In an appendix to this powerfully poetic and beautifully produced little book, A.S. Byatt explains that when Canongate invited her to write a myth, she knew immediately which one to choose: the myth of the Icelandic sagas and Wagner’s operas — ‘Ragnarök: the myth to end all myths, the myth in which the gods themselves were all destroyed.’
When she began, she realised that she was writing for her childhood self, and the way she thought about the world when she first encountered the myth in her mother’s old copy of Asgard and the Gods, acquired as a crib for exams in Old Icelandic and Ancient Norse: ‘a solid volume, bound in green, with an intriguing, rushing image on the cover, of Odin’s Wild Hunt’. So she introduced to her story about ‘the old Germanic world’ the figure of the ‘thin child in wartime’ — herself, aged three when the war began — growing up in the north of England, Viking country, while modern Germany dropped bombs from the sky.
Byatt thus does lots of things at once in Ragnarök. Mainly she retells the stories of the savage and implacable Nordic gods, Odin, Thor and Loki, of giants, dwarves and monsters, of Valhalla and the hairy tree Yggdrasil, in a crunchy alliterative style reminiscent of Ted Hughes: ‘Beetles were busy in the bark, gnashing and piercing, breeding and feeding, shining like metals, brown like dead wood.’ Though undeniably, unavoidably appropriate, it is a rather exhausting style at first, heavy with dolorous whimsy, but one soon grows used to it, and as the stories gather momentum it becomes increasingly vivid and thrilling.
She also recalls and recreates the ‘intense, uncanny pleasure’ of childhood reading, and meditates on the nature of reading, and writing, and on the differences between myth, fairytale and religion. She remembers Bunyan, and Hans Christian Andersen, and the stone church where she learnt about gentle Jesus and ‘a grandfatherly figure who resented presumption’, and ‘felt rude not to believe’. She preferred the stories of Asgard, which seemed to her far more alive, and appropriate to the times. And she still does.

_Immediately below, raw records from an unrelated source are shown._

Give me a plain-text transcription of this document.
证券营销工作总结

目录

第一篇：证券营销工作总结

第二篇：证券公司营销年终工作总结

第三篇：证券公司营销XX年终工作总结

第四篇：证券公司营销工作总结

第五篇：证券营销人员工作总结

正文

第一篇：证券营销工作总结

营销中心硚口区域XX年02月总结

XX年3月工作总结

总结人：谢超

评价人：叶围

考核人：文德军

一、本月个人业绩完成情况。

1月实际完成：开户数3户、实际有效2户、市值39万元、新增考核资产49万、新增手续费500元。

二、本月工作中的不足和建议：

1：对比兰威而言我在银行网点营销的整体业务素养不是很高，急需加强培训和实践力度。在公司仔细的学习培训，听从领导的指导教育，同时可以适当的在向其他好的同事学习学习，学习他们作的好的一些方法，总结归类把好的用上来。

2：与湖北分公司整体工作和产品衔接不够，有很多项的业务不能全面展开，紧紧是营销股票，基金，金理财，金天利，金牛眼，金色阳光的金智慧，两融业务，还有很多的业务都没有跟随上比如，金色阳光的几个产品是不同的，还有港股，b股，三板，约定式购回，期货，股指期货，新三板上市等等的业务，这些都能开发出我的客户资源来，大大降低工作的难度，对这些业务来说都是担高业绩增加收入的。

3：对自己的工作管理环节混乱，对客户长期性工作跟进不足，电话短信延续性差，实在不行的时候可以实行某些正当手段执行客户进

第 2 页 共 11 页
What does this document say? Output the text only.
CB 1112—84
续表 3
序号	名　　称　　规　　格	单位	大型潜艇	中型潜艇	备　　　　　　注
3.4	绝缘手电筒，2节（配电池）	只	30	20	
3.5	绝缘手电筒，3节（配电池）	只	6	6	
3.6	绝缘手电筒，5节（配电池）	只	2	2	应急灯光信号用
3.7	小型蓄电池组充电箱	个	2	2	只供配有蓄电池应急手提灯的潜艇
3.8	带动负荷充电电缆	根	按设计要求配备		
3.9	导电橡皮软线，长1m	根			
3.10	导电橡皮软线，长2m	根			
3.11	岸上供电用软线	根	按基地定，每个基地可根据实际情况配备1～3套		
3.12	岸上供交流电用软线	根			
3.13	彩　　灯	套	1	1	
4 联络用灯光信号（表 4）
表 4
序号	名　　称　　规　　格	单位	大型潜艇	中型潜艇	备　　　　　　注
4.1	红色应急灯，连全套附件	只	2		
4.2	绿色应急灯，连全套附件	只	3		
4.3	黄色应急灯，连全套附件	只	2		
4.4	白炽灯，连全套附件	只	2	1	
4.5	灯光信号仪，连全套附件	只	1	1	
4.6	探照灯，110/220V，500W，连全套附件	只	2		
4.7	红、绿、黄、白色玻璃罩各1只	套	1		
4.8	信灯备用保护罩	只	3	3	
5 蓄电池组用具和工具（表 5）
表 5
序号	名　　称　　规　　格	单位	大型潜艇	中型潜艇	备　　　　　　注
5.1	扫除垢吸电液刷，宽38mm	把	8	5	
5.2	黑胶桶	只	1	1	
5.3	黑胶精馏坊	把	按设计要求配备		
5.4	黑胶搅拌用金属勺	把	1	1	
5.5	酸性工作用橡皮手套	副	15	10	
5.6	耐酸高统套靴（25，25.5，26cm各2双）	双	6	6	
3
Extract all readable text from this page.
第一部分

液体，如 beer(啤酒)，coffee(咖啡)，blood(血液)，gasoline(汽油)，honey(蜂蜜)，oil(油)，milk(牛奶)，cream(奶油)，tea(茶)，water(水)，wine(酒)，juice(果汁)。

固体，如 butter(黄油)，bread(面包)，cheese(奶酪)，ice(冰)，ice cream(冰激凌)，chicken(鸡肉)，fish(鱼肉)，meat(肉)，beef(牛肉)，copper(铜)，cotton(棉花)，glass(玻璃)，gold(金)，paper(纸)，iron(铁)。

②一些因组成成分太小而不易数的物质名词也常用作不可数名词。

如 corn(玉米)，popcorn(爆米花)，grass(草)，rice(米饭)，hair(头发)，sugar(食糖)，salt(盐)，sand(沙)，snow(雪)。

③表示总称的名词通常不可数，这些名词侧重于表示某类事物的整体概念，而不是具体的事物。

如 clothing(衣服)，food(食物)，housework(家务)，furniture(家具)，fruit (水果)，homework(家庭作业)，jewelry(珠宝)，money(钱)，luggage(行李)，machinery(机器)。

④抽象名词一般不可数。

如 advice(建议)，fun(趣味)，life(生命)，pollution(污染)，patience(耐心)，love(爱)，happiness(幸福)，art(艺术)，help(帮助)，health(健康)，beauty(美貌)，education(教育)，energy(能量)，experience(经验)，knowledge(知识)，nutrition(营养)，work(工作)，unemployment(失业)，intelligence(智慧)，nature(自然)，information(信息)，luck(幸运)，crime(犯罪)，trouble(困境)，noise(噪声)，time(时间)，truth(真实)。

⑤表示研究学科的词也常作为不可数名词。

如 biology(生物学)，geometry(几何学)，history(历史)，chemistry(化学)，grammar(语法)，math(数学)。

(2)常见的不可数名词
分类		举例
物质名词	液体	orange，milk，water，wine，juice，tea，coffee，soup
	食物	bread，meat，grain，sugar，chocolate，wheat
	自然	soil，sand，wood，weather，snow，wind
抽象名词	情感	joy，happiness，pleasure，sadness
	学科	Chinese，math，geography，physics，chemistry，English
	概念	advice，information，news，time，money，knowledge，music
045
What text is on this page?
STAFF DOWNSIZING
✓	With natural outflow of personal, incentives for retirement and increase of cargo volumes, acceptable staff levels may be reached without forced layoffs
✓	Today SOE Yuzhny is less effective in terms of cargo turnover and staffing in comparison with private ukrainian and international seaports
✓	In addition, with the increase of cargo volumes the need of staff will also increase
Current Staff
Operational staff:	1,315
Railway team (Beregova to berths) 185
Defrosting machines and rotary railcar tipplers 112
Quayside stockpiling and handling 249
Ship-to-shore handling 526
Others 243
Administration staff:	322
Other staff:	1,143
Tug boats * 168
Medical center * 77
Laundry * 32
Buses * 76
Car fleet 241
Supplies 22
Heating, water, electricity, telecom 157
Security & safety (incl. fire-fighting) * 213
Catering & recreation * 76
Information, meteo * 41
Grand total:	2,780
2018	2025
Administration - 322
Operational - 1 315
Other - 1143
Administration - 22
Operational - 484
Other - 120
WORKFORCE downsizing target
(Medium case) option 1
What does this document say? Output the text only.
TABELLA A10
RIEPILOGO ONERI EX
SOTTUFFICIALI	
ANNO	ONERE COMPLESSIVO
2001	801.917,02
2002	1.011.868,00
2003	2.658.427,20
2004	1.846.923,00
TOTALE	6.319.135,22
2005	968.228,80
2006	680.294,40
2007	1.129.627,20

The Norse gods strike her as peculiarly human, in their cleverness, stupidity, greed and cruelty, and her imagining of their world and its end is ‘haunted by the imagining of a different end of things’, of the way in which we are now ‘bringing about the end of the world we were born into’. The death-ship Nagflar, for example, which is made of dead men’s nails, has become for her an image of ‘what is now known as the trash vortex, the wheeling collection of indestructible plastic in the Pacific, larger than Texas’.
Ragnarök brilliantly combines a re-telling of ancient stories — which I recall as repellently alien, but are here magically mysterious — with fascinating fragments of literary autobiography and an urgently suggestive parable. And as an additional treat it includes a number of the marvellous steel engravings that illustrated Asgard and the Gods.